Un matin pour la vie et autres musiques de scènes de François Sagan

Acheté il y a quelques mois, je l'ai pris dans mon sac à main pour un voyage en train. Victime d'une voisine bavarde, je n'ai pas pu le lire pendant le voyage et ai dû patienter. Et ça c'est cruel...
Dix-sept nouvelles dont quatre inédites à ce jour, parues entre 1955 et 1985. La fin du monde, un dîner ou des vacances qui virent au cauchemar, l'usure du quotidien, des ruptures...

Voici une brève notice biographique de l'auteur. Pour le pavé, vous pouvez vous reporter à mon article sur Le garde du cœur.
Françoise Sagan (1935 – 2004) écrit Bonjour tristesse en 1953. Elle obtient le prix des Critiques et connaît un succès immédiat. Happée par le succès et l'argent, fascinée par le jeu et les voitures, elle épouse en 1958 l'éditeur Guy Schoeller dont elle divorce en 1960 pour se marier deux ans plus tard avec Robert Westhoff, avec qui elle a un fils, Denis, en 1962. Le couple se sépare en 1972. Son grand amour, la styliste Peggy Roche fut, jusqu'à sa mort en 1991, sa compagne.
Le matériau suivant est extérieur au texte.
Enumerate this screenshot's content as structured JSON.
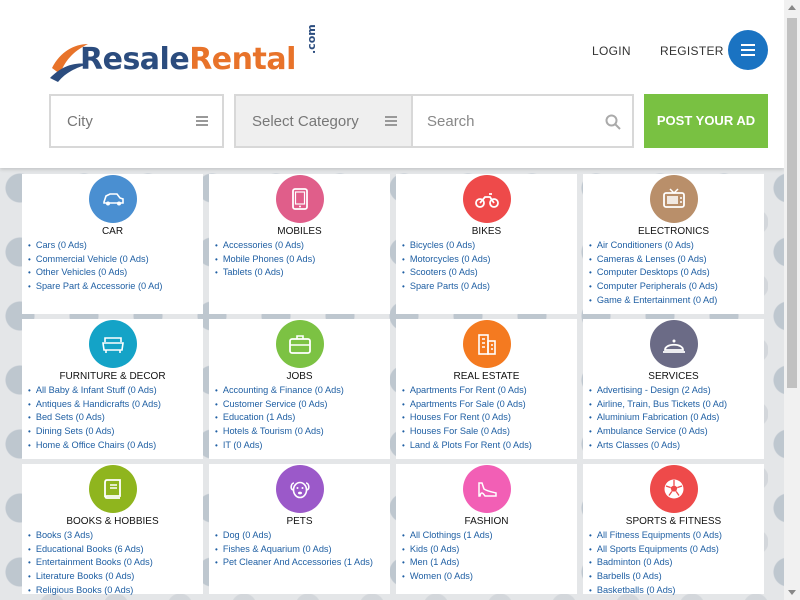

Sagan écrit une vingtaine de romans : 30 millions de livres vendus en France. Le théâtre tient une place importante dans son œuvre mais avec un succès en dents de scie. La romancière avait rédigé son épitaphe : "Sagan, Françoise. Fit son apparition en 1954, avec un mince roman, Bonjour tristesse, qui fut un scandale mondial. Sa disparition, après une vie et une œuvre également agréables et bâclées, ne fut un scandale que pour elle-même."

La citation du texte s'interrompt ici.